Assim, partindo de objetivos diferentes, os dois grupos antagônicos da segunda metade do século XIX no Brasil buscavam o fortalecimento do sentimento de nação no país, e por sua vez esse sentimento, garantindo a união e a ação social por meio de um quadro de referência relativamente semelhante a todas as pessoas, faria com que uma das duas ordens propostas -- a semicolonial e a capitalista -- se firmasse como o “padrão” do desenvolvimento econômico brasileiro.

Com a “vitória” da burguesia urbano-comercial e o coroamento dessa vitória com a abolição da escravatura e com a proclamação da República, o sentimento de nação torna-se fundamental para a consolidação da estrutura capitalista no país. A necessidade de maior participação popular também reforça esse sentimento de nação, que por sua vez fortalece o capitalismo, já que agora passam a existir “laços naturais”, como diria Bobbio (naturais, ainda que não iguais) entre a população brasileira.

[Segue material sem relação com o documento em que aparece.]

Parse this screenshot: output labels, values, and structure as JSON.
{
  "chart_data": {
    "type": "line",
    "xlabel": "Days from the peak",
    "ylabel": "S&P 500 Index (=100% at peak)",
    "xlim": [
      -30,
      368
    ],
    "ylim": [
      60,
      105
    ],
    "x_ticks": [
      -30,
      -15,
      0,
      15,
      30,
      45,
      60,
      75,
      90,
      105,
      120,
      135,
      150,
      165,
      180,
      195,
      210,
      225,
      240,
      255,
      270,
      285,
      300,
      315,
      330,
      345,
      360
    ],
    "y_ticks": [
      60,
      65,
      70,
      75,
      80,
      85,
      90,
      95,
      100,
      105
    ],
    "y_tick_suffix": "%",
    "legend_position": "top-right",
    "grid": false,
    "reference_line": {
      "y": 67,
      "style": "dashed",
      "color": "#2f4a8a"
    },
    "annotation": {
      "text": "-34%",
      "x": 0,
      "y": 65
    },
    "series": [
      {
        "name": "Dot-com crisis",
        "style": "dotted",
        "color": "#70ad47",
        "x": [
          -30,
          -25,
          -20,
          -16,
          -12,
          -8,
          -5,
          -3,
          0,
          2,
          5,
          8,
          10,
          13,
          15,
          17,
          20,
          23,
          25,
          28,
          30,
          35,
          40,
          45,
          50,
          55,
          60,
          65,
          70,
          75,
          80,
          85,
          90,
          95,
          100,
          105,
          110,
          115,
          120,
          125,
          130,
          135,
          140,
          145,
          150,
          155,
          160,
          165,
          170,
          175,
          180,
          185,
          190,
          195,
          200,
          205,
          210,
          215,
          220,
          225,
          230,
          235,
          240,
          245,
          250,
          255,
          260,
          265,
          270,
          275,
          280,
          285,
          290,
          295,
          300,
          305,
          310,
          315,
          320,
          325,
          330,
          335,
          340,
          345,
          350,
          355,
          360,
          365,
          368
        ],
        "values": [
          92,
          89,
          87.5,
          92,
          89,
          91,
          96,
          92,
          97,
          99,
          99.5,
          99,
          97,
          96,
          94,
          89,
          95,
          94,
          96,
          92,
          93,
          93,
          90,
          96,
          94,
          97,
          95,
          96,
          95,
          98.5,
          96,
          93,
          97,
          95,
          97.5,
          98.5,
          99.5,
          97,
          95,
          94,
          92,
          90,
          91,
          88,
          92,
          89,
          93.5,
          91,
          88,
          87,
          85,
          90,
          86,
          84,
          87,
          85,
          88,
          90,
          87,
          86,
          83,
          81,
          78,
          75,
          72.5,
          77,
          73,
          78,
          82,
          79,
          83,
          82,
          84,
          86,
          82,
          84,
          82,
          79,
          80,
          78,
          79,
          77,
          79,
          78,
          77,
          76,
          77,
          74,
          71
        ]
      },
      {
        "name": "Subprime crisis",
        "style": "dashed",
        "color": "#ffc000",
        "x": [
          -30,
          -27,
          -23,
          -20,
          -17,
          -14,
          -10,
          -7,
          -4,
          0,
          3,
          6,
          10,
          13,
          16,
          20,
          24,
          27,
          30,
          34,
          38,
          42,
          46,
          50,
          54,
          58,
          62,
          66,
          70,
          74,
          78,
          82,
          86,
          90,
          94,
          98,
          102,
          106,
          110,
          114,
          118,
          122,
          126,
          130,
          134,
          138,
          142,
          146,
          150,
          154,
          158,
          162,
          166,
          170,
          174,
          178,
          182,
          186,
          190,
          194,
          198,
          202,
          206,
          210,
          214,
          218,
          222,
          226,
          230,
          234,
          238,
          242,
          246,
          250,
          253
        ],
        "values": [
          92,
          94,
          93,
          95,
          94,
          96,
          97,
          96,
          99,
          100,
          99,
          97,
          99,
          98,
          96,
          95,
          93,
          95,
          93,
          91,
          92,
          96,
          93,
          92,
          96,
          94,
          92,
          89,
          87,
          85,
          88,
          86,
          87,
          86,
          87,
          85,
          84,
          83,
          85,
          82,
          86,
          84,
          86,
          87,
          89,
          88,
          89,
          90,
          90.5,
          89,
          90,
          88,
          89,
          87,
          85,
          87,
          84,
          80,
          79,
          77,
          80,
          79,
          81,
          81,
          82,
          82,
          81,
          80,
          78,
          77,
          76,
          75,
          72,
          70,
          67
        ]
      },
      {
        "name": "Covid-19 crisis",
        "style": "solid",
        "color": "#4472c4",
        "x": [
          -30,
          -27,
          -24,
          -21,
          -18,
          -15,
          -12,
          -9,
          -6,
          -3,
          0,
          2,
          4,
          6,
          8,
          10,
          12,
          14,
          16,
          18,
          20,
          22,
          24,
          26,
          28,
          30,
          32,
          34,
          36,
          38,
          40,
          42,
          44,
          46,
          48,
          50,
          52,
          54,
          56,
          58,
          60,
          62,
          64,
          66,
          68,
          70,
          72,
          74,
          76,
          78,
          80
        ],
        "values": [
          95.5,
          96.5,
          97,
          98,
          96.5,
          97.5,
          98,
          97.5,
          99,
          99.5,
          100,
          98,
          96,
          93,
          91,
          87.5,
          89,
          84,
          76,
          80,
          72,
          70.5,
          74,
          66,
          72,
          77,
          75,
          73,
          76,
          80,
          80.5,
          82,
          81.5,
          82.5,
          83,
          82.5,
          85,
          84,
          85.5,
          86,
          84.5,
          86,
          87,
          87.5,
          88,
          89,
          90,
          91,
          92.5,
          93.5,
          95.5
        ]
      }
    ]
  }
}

Referências bibliográficas:

BOBBIO, Norberto. Dicionário de política. Norberto Bobbio, Nicola Matteucci e Gianfranco Pasquino. 11ª Ed. 2 vol. Brasília: Ed. UnB, 1998.

CARVALHO, José Murilo de. A construção da ordem: a elite política imperial. Brasília: Ed. UnB, 1981.

FERNANDES, Florestan. A revolução burguesa no Brasil: ensaio de interpretação sociológica. Rio de Janeiro: Zahar, 1975.

FURTADO, Celso. Formação econômica do Brasil. 19ª Ed. São Paulo: Ed. Nacional, 1984.

HISTORIANET. O processo de independência do Brasil. Disponível em: http://www.historianet.com.br/main/conteudos.asp?conteudo=3. Acessado dia 14 de janeiro de 2003.

PRADO JÚNIOR, Caio. Formação do Brasil contemporâneo. 22ª Ed. São Paulo: Editora Brasiliense, 1982.